Strong bounds for large-scale Minimum Sum-of-Squares Clustering
Anna Livia Croella, Veronica Piccialli, Antonio M. Sudoso
TL;DR
This work tackles the challenge of validating global optimality in Minimum Sum-of-Squares Clustering (MSSC) on large-scale data by introducing a divide-and-conquer framework guided by an anticlustering auxiliary problem. By reformulating MSSC with Huygens' theorem, it derives a strong lower bound LB^* = sum_t MSSC(S_t,K) and analyzes the gap into per-subset suboptimality and between-subset dispersion, providing insight into bound tightness. The AVOC algorithm operationalizes this approach: it (i) constructs anticlustering partitions, (ii) evaluates lower-bound candidates using SOS-SDP or k-means as an efficient proxy, and (iii) iteratively swaps elements to maximize the bound, yielding certified optimality gaps often below 3%. Extensive synthetic and real-world experiments demonstrate that AVOC delivers tight certificates within practical times (often under a few hours) for datasets up to ~18k points, representing a meaningful tool for large-scale MSSC validation.
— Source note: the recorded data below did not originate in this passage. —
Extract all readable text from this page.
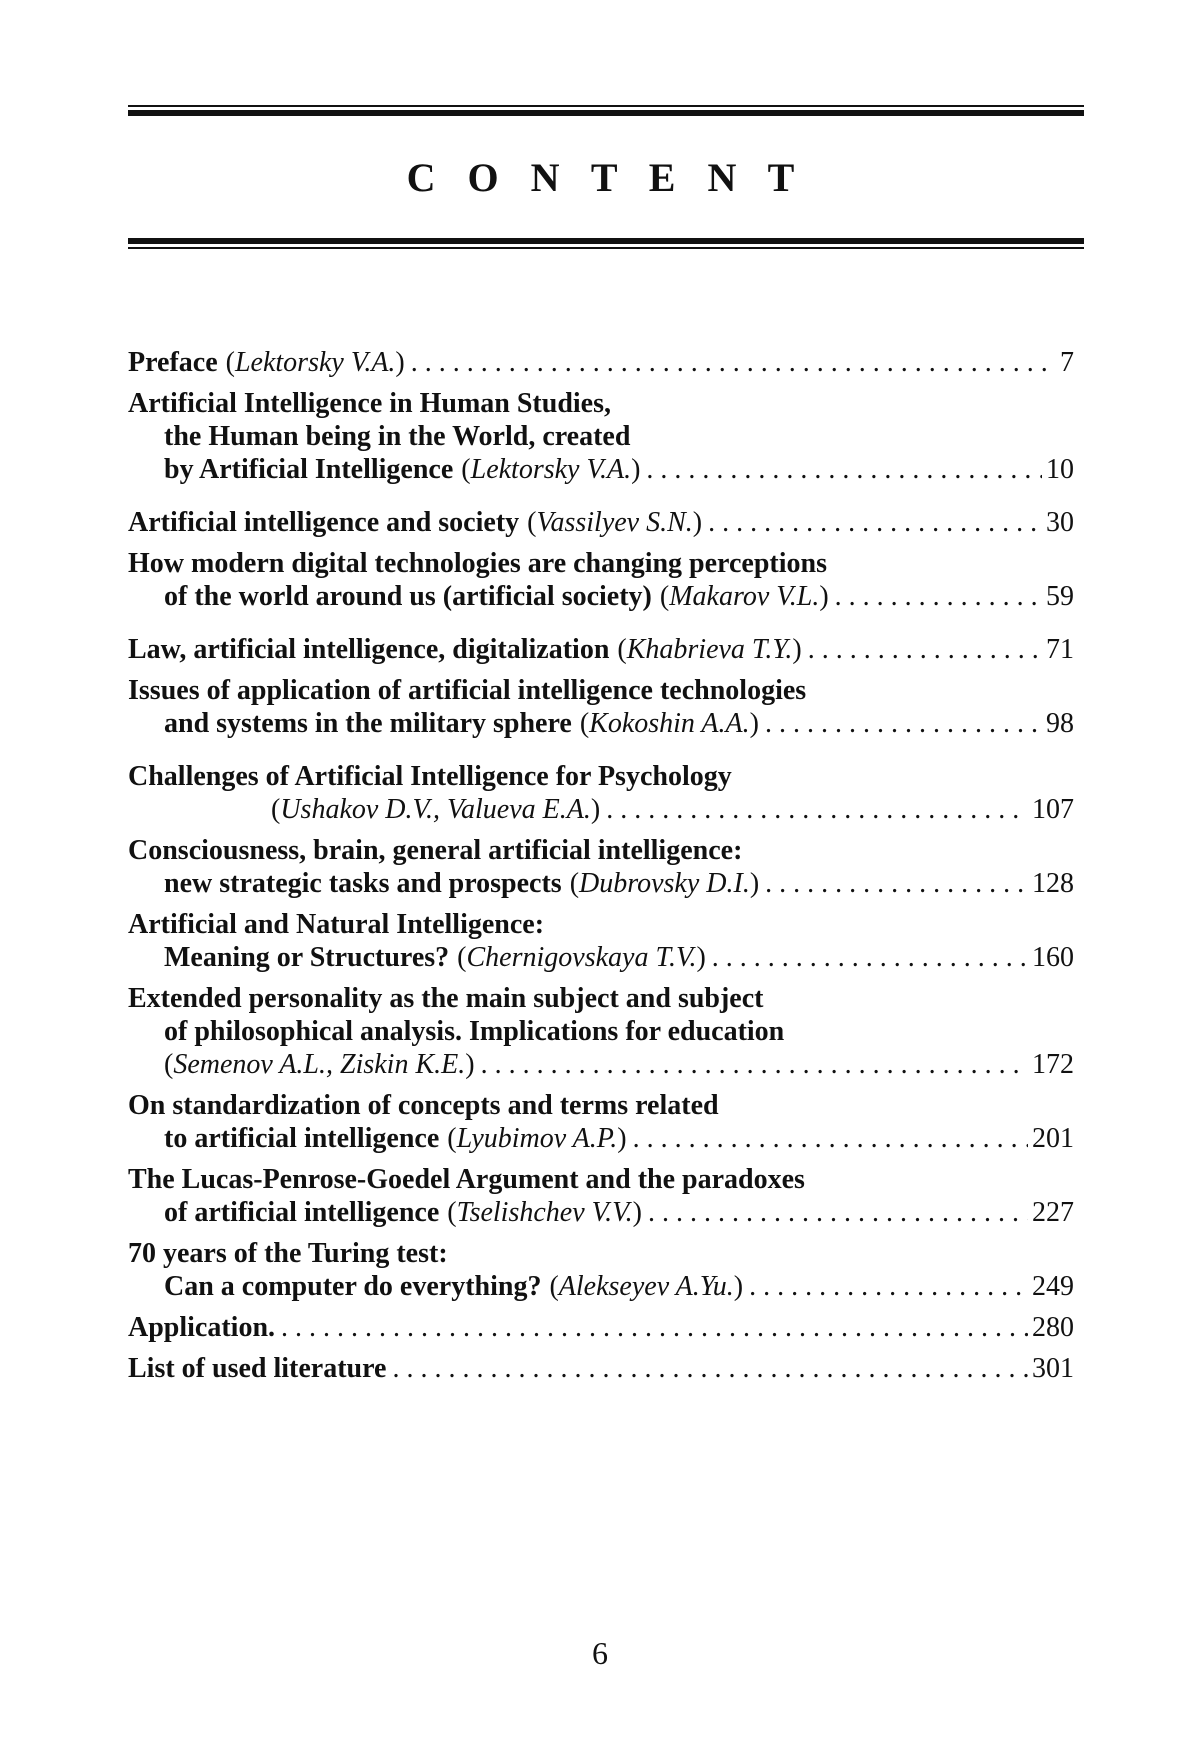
C O N T E N T
Preface (Lektorsky V.A.) . . .	7
Artificial Intelligence in Human Studies,
the Human being in the World, created
by Artificial Intelligence (Lektorsky V.A.) . . .	10
Artificial intelligence and society (Vassilyev S.N.) . . .	30
How modern digital technologies are changing perceptions
of the world around us (artificial society) (Makarov V.L.) . . .	59
Law, artificial intelligence, digitalization (Khabrieva T.Y.) . . .	71
Issues of application of artificial intelligence technologies
and systems in the military sphere (Kokoshin A.A.) . . .	98
Challenges of Artificial Intelligence for Psychology
(Ushakov D.V., Valueva E.A.) . . .	107
Consciousness, brain, general artificial intelligence:
new strategic tasks and prospects (Dubrovsky D.I.) . . .	128
Artificial and Natural Intelligence:
Meaning or Structures? (Chernigovskaya T.V.) . . .	160
Extended personality as the main subject and subject
of philosophical analysis. Implications for education
(Semenov A.L., Ziskin K.E.) . . .	172
On standardization of concepts and terms related
to artificial intelligence (Lyubimov A.P.) . . .	201
The Lucas-Penrose-Goedel Argument and the paradoxes
of artificial intelligence (Tselishchev V.V.) . . .	227
70 years of the Turing test:
Can a computer do everything? (Alekseyev A.Yu.) . . .	249
Application. . . .	280
List of used literature . . .	301
6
Overall, the method fills a critical gap by enabling quantitative solution quality guarantees for MSSC in settings where exact optimization is intractable, with potential extensions to constrained variants and further scalability improvements.
Abstract
Clustering is a fundamental technique in data analysis and machine learning, used to group similar data points together. Among various clustering methods, the Minimum Sum-of-Squares Clustering (MSSC) is one of the most widely used. MSSC aims to minimize the total squared Euclidean distance between data points and their corresponding cluster centroids. Due to the unsupervised nature of clustering, achieving global optimality is crucial, yet computationally challenging. The complexity of finding the global solution increases exponentially with the number of data points, making exact methods impractical for large-scale datasets. Even obtaining strong lower bounds on the optimal MSSC objective value is computationally prohibitive, making it difficult to assess the quality of heuristic solutions. We address this challenge by introducing a novel method to validate heuristic MSSC solutions through optimality gaps. Our approach employs a divide-and-conquer strategy, decomposing the problem into smaller instances that can be handled by an exact solver. The decomposition is guided by an auxiliary optimization problem, the "anticlustering problem", for which we design an efficient heuristic. Computational experiments demonstrate the effectiveness of the method for large-scale instances, achieving optimality gaps below 3% in most cases while maintaining reasonable computational times. These results highlight the practicality of our approach in assessing feasible clustering solutions for large datasets, bridging a critical gap in MSSC evaluation.